Install memoQ TMS

First, the memoQ TMS setup program checks the system, detecting available folders and SQL databases. Then, this window opens:

The data folder for memoQ TMS is displayed in the Data folder box, at the top of the window. To change it, click the (Browse) button next to the box, and browse to a different folder, preferably on a different physical disk or storage subsystem.

After you make your choice, stay in this screen, and set up the database for memoQ TMS. (See the next section on this page.)

The second section of the setup screen contains the database settings. By default, memoQ TMS setup will install a new SQL Server instance that is set up like this:

1. It runs on the same computer as the memoQ TMS service;
2. The SQL Server instance is called MemoQServer.

To choose a SQL Server instance that is running on a different computer, type the address of that computer in the SQL Server address box, and then click Choose to choose an instance from the other computer.

To choose a different SQL Server instance on the same computer, leave localhost in the SQL Server address text box, but click Choose to choose a different SQL Server instance on the same computer.

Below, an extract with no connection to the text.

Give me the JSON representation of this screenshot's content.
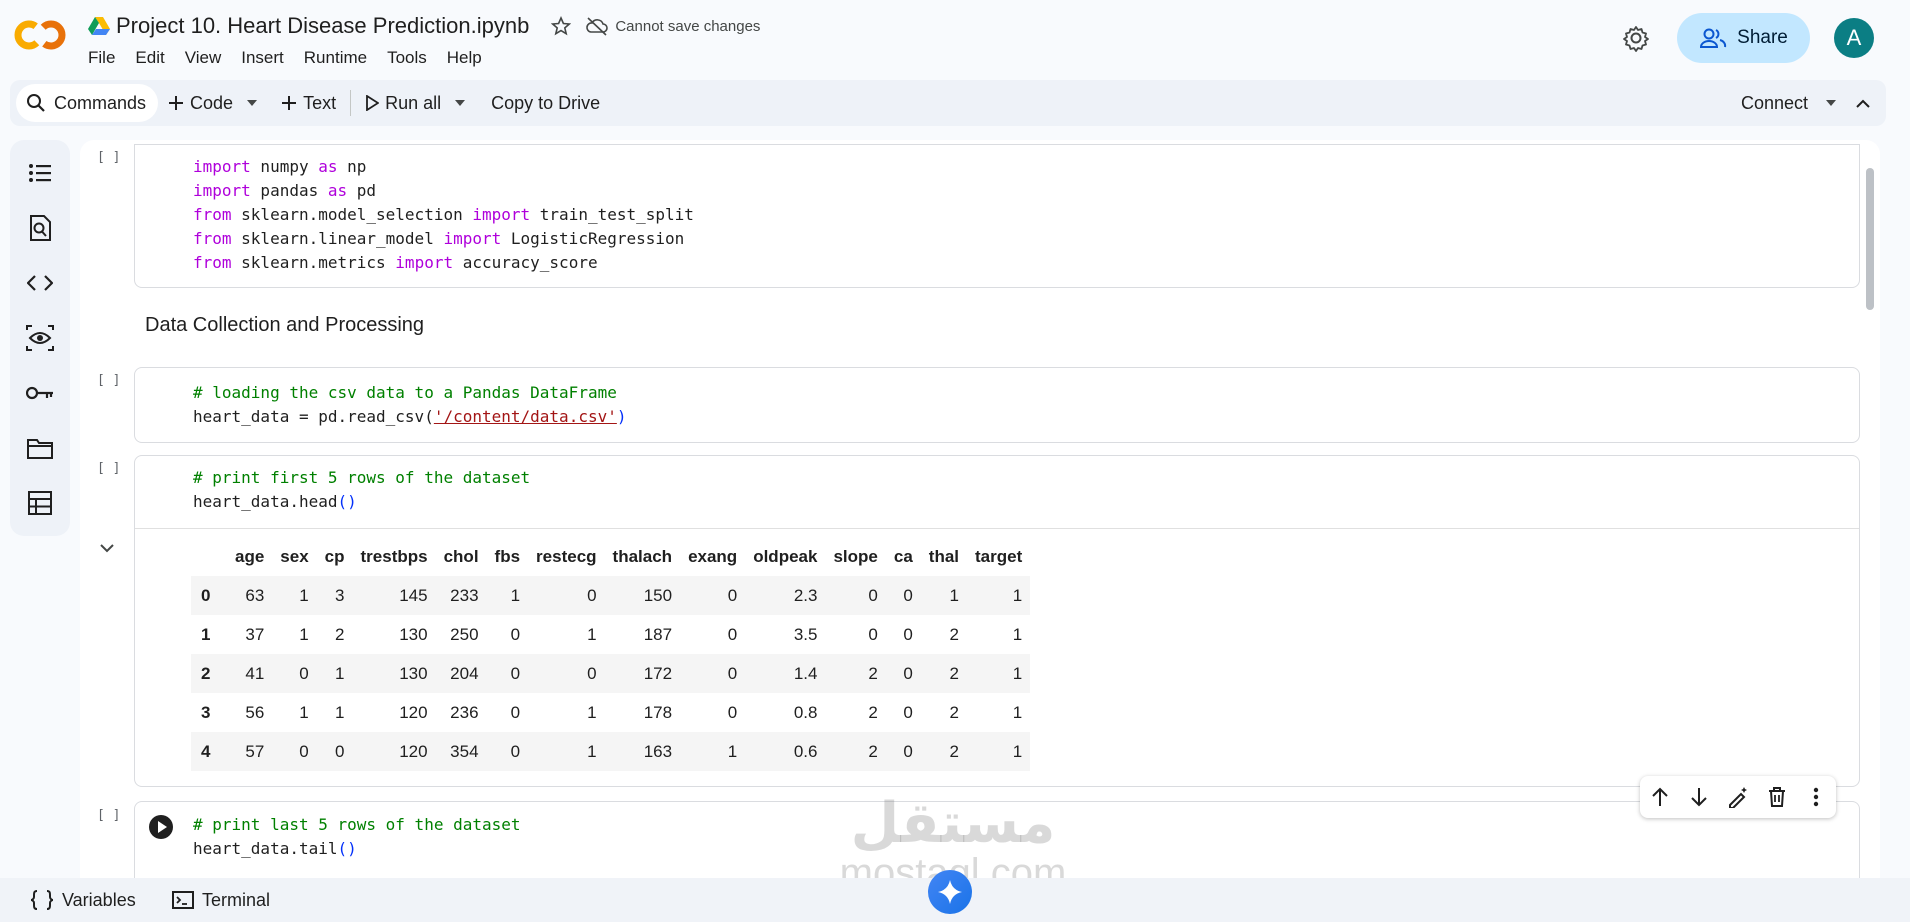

If SQL Server is not yet installed on the computer, the setup program will use these settings nevertheless. When you click Next, it will attempt to install a new instance using the SQL Server installer included in the memoQ TMS setup package. memoQ TMS 11.2 uses SQL Server 2014 Express.

Note: If you are using the memoQ TMS setup package that does not include the SQL Server installer (this is mainly available to developers), the memoQ TMS installer will look for the SQL Server instance that you specified, but it will not attempt to look for and run an SQL Server installer package.

memoQ TMS needs permissions to access SQL server: When you choose a SQL Server instance, two users - the person who is installing memoQ TMS and the memoQ TMS service account - need sufficient privileges to access the memoQ TMS database. Normally, the memoQ TMS setup program configures this, but it cannot do that if, for example, SQL Server is installed on a different computer, and the user installing memoQ TMS has insufficient privileges to configure permissions on databases.

Installing SQL Server separately? Two users need privileges

Separate SQL Server? Do not forget the server-level and database-level roles of affected users.

If you install SQL Server separately, grant specific roles to at least two users.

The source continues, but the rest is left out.